Friday, December 5, 2008
Thin Ice; Part II
The firefighters were kind enough to send me some photos that better illustrate the procedure. As these were taken from the ice, I couldn't have gotten such photos even if I had my camera at the time. If you didn't understand my description of the procedure, these pics should help. On the last picture, you'll see the 'rescuers' in position to haul backwards and pull the 'victim' into the boat.
Many thanks to Whitchurch Stouffville Fire Department for the pictures, and for all their service to the community.
And, a chance to answer Doug's request for a mini-tutorial of the salty wash, specifically the 'thin ice' picture.

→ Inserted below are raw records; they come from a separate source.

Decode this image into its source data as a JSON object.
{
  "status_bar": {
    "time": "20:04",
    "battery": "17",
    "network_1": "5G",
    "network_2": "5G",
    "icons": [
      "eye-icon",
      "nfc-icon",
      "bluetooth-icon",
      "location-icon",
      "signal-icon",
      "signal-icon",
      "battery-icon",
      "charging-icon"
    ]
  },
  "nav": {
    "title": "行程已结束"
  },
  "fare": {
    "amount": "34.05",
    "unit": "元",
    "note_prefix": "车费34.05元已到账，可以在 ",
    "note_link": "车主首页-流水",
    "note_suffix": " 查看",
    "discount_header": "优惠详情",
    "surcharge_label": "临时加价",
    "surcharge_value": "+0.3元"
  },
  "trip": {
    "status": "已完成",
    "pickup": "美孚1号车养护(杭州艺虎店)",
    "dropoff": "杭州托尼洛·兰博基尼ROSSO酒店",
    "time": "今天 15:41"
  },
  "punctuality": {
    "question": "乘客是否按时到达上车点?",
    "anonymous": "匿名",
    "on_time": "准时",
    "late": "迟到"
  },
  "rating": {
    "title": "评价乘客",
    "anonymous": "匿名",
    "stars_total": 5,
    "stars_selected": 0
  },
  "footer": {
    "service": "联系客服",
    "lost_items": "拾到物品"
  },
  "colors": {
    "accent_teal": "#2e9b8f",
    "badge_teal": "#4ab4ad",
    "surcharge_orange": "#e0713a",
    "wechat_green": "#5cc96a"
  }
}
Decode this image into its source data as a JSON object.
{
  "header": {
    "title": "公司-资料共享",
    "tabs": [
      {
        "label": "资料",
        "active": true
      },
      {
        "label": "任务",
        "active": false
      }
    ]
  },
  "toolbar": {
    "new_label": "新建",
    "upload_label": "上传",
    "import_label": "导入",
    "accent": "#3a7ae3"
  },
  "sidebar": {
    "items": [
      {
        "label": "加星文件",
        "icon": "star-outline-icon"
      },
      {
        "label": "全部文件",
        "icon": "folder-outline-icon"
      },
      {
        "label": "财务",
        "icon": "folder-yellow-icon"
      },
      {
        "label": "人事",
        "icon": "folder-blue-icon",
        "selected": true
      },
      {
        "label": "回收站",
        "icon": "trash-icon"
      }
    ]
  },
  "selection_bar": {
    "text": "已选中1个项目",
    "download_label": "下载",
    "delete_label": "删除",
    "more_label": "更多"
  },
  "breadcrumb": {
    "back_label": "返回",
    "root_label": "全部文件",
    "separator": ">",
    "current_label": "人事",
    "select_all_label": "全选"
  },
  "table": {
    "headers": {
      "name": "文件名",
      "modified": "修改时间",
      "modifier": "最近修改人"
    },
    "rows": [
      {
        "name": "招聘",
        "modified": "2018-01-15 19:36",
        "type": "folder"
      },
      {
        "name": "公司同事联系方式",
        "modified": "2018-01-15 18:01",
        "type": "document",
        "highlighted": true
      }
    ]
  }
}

An Informal Tutorial for Thin Ice for Dougie:
I used Strathmore 300 Series Bristol, soaked, stretched and dried. I made up a wash of paynes grey ready, then rewet the paper lightly with a damp sponge. I used a large fan brush and worked the paint in very fast. I always feel like I'm racing time and usually losing when I do a wash. As soon as the paint hit the paper, I lost interest in the plan (it was supposed to be a patterned background for a print-making project) and just watched the way the paint spread. I added a light wash of cadmium red, and then started flicking it in with a toothbrush. It still didn't look much like ice, so I mixed a very dark paynes grey and put this in with a lovely brand-new #8 squirrel hair brush. Never take your spouse shopping on the day you buy such things, as he nearly lost his eyeballs on the shop floor. It was worth every one of the 4000 pennies I paid for it. This brush, when wet turns to a hair point yet holds plenty of pigment, so I'm not sure how much credit should be given to it. It certainly dropped paint into the wet paper beautifully. I just thought 'rotten ice' and kept going. Sprinkle on LOTS of salt, and I also strategically place epsom salt crystal down in some spots. Then walk away, cross your fingers and hope it doesn't turn to fog.